Дверь открылась и на пороге стояла дежурная смена. Начальник караула глянув на бледного часового спросил:
– Что случилось!? – отталкивая часового в сторону он сделал пару шагов по платформе. Его глаза округлились. – Что за?.. Бойцы, приготовиться к бою!
– Да я пробовал, – пролепетал часовой – бесполезно. Им наши пули до одного места. Я, я не знаю что это…
Тени выглядели как сгустки темной материи, но с человекоподобной формой.
– Целься! – скомандовал начкар. Тени продолжали своё шествие. – Огонь!
Все четверо начали стрелять по целям. Но ни одна пуля не причинила ни малейшего вреда этим призракам. Они подошли почти вплотную к воротам, бойцы прекратили стрелять. Как вдруг, из-за поворота в туннеле, уходящий в сторону "Центрального рынка" мелькнул свет. Он начал нарастать вместе со стуком о рельсы. Это была электродрезина. Выехав на прямой участок, она осветила этих черных призраков и начала тормозить. Видения стояли перед самыми воротами, вдруг начали медленно блекнуть, становясь более прозрачными и через несколько секунд полностью растворились в пространстве. С дрезины кто-то крикнул: -Что это ещё за хрень тут происходит? Что за представления? Мы солдаты Цитадели! Нам нужен переход на нашу станцию! У нас раненые!
Несколько секунд начальник караула думал. Такого он ещё никогда не видел.
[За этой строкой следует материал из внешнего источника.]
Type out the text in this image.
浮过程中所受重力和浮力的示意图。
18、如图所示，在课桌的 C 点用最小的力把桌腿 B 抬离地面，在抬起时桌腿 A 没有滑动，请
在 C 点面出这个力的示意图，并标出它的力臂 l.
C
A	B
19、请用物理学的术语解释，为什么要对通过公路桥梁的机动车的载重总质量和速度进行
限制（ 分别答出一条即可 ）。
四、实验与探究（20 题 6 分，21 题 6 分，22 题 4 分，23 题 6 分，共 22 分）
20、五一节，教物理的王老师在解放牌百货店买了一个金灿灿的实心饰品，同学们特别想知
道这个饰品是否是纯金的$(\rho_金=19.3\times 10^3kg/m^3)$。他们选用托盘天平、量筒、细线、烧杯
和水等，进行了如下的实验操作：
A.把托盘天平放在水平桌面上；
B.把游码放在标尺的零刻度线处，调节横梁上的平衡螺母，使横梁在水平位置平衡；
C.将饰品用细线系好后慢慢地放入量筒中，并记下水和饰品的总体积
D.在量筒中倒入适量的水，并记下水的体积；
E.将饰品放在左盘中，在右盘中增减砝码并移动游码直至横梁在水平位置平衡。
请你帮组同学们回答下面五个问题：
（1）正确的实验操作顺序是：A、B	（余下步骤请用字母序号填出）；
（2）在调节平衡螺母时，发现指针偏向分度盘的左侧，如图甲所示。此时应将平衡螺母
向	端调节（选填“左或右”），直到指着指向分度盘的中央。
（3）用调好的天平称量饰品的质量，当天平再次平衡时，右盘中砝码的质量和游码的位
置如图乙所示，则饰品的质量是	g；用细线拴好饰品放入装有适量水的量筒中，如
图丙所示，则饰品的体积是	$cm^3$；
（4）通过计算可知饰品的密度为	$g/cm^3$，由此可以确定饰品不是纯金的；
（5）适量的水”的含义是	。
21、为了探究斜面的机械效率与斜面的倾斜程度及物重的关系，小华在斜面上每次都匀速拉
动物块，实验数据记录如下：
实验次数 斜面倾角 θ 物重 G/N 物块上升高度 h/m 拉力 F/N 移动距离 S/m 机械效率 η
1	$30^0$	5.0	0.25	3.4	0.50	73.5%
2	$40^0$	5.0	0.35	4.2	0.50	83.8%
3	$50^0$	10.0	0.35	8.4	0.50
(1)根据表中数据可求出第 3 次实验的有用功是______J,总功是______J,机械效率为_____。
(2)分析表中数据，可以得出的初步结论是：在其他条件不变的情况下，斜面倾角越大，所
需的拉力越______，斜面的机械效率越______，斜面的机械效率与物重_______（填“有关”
Что это? Новая напасть? Проделки Цитадели? Дело рук конфедерации? Туча мыслей пронеслась в его голове за эти секунды. В конце концов он решил так, если никто не пострадал, это не проникло на территорию Лимба, то всё в порядке, но нужно быть на чеку.
– Документы у вас имеются, солдаты Цитадели!? – крикнул в ответ начкар.
– Да, всё имеется, начальник! Мы подъезжаем тогда ближе!
– Подъезжайте, но только руки я ваши должен видеть.
Дрезина медленно покатилась, а все сидевшие в ней, кроме раненных, подняли руки вверх.
– Отлично! – крикнул начкар. А своим тихо сказал – Держите этих чуваков на мушке. Рыпнуться, стреляйте.
Дрезина медленно подъезжала к воротам. Сидевшие в ней были действительно экипированы как солдаты Цитадели. Кроме двух, которые лежали на полу дрезины. Обмотанные кровавыми тряпками и без сознания.
– Можно уже руки опустить? – спросил кто-то из дрезины.
– Пока нет. Я что-то не помню, чтобы вы проезжали мимо нашего поста, – сказал начкар. – И что вы делали в той стороне? Это не территории Цитадели. Кто эти раненные?